When the TiFlash late materialization feature is enabled, the TiDB optimizer will determine which filter conditions will be pushed down based on statistics and filter conditions. The optimizer will prioritize pushing down the filter conditions with high filtration rates. For detailed algorithms, see the RFC document.
For example:
EXPLAIN SELECT a, b, c FROM t1 WHERE a < 1;
+-------------------------+----------+--------------+---------------+-------------------------------------------------------+
| id | estRows | task | access object | operator info |
+-------------------------+----------+--------------+---------------+-------------------------------------------------------+
| TableReader_12 | 12288.00 | root | | MppVersion: 1, data:ExchangeSender_11 |
| └─ExchangeSender_11 | 12288.00 | mpp[tiflash] | | ExchangeType: PassThrough |
| └─TableFullScan_9 | 12288.00 | mpp[tiflash] | table:t1 | pushed down filter:lt(test.t1.a, 1), keep order:false |
+-------------------------+----------+--------------+---------------+-------------------------------------------------------+
In this example, the filter condition a < 1
is pushed down to the TableScan operator. TiFlash first reads all data from column a
, and then filters the rows that meet the a < 1
condition. Next, TiFlash reads columns b
and c
from these filtered rows.
Enable or disable TiFlash late materialization
By default, the tidb_opt_enable_late_materialization
system variable is OFF
at both the session and global levels, which means that the TiFlash late materialization feature is not enabled. You can use the following statement to view the corresponding variable information:
SHOW VARIABLES LIKE 'tidb_opt_enable_late_materialization';
+--------------------------------------+-------+
| Variable_name | Value |
+--------------------------------------+-------+
| tidb_opt_enable_late_materialization | OFF |
+--------------------------------------+-------+
SHOW GLOBAL VARIABLES LIKE 'tidb_opt_enable_late_materialization';
+--------------------------------------+-------+
| Variable_name | Value |
+--------------------------------------+-------+
| tidb_opt_enable_late_materialization | OFF |
+--------------------------------------+-------+
You can modify the tidb_opt_enable_late_materialization
variable at the session level or at the global level.
To enable TiFlash late materialization in the current session, use the following statement:
SET SESSION tidb_opt_enable_late_materialization=ON;To enable TiFlash late materialization at the global level, use the following statement:
SET GLOBAL tidb_opt_enable_late_materialization=ON;After this setting, the
tidb_opt_enable_late_materialization
variable will be enabled by default for both session and global levels in new sessions.

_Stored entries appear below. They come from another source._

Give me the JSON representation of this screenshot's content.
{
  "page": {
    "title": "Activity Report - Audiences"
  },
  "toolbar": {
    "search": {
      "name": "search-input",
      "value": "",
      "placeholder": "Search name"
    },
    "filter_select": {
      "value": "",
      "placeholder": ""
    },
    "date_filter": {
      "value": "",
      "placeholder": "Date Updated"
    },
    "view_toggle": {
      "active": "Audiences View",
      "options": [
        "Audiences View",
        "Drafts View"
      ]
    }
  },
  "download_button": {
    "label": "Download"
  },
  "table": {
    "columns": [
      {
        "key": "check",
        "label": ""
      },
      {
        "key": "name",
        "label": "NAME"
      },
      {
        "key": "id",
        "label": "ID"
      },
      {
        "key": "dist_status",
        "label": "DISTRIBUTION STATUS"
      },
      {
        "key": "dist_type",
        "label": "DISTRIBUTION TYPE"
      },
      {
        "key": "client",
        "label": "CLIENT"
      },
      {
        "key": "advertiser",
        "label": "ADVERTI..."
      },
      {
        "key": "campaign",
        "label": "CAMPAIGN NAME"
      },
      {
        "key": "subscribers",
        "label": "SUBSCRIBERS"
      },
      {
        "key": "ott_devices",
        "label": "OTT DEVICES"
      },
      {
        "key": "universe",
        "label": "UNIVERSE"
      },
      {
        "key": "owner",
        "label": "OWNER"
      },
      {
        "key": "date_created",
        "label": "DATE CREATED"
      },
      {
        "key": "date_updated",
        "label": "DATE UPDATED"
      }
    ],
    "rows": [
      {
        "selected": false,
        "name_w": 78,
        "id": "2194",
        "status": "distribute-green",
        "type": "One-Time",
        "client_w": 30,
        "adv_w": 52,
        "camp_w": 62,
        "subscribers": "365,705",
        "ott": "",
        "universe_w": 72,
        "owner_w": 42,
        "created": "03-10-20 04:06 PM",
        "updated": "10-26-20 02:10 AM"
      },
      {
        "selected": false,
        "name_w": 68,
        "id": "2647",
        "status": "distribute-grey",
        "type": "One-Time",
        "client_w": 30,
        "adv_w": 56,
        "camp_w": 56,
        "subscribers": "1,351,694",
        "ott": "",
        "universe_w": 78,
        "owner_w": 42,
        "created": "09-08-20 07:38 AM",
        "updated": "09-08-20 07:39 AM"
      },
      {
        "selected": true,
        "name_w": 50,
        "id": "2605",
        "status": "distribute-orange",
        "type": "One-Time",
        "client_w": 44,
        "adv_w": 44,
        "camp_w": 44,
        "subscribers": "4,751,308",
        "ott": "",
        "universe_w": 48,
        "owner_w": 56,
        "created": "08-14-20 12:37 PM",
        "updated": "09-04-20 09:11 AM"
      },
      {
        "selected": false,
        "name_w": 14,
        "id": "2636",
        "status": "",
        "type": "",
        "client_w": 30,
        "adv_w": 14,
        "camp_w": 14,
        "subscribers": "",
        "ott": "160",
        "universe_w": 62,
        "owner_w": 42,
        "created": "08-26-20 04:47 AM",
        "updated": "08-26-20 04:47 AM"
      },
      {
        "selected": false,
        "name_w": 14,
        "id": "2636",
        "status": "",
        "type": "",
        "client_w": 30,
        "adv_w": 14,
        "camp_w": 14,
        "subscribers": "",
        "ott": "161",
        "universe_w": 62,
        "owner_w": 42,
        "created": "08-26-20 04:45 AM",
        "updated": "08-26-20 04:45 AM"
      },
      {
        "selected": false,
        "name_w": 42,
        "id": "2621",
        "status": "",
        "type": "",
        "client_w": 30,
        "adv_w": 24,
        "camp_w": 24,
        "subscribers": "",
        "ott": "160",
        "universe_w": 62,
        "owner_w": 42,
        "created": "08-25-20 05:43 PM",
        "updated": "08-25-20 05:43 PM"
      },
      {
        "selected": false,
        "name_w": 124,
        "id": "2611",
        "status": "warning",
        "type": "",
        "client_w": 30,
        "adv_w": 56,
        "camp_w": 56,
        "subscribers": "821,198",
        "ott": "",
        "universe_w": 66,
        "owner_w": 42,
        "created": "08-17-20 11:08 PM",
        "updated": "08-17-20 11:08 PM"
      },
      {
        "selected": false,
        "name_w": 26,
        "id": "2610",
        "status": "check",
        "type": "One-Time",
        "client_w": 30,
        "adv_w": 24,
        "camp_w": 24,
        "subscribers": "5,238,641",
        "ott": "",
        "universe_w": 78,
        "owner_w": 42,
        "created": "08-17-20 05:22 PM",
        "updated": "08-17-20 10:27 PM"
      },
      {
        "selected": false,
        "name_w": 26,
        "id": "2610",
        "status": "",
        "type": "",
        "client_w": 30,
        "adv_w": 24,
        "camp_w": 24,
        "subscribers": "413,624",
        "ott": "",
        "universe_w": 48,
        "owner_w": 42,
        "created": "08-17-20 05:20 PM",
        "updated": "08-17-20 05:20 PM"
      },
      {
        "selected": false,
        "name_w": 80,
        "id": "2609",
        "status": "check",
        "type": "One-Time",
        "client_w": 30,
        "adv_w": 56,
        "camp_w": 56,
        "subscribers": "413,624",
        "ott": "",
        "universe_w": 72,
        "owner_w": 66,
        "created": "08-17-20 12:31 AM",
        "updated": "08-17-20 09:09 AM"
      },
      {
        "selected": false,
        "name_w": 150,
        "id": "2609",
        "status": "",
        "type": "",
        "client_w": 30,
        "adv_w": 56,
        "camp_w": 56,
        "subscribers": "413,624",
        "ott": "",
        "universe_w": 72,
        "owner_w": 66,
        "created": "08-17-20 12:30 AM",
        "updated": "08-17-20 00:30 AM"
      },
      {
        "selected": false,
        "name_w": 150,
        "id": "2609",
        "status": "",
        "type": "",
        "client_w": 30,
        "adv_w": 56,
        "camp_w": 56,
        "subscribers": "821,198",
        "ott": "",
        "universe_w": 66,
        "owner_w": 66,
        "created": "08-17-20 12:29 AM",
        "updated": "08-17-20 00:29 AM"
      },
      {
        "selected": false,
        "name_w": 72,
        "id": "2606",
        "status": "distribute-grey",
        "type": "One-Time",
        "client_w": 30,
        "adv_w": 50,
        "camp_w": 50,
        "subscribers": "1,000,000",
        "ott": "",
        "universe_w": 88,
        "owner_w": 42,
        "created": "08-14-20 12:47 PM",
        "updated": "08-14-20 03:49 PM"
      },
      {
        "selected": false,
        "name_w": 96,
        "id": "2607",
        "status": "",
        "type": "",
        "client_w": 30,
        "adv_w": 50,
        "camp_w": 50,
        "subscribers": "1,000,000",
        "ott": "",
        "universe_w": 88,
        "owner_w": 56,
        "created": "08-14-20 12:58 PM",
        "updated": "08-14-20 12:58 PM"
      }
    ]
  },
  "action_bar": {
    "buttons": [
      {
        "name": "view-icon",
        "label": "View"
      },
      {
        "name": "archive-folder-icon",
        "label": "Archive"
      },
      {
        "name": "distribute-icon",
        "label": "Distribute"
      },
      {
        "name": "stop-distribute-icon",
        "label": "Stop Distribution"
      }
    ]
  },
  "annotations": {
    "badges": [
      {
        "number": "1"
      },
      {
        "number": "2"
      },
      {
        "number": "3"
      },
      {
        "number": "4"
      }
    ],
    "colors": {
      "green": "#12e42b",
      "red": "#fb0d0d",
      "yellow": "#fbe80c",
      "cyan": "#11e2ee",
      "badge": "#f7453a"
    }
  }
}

To disable TiFlash late materialization, use the following statements:
SET SESSION tidb_opt_enable_late_materialization=OFF;
SET GLOBAL tidb_opt_enable_late_materialization=OFF;
Implementation mechanism
When filter conditions are pushed down to the TableScan operator, the execution process of the TableScan operator mainly includes the following steps:
- Reads the three columns
<handle, del_mark, version>
, performs multi-version concurrency control (MVCC) filtering, and then generates the MVCC Bitmap. - Reads the columns related to the filter conditions, filters the rows that meet the conditions, and then generates the Filter Bitmap.
- Performs an
AND
operation between the MVCC Bitmap and Filter Bitmap to generate the Final Bitmap. - Reads the corresponding rows of the remaining columns according to the Final Bitmap.
- Merges the data read in steps 2 and 4, and then returns the results.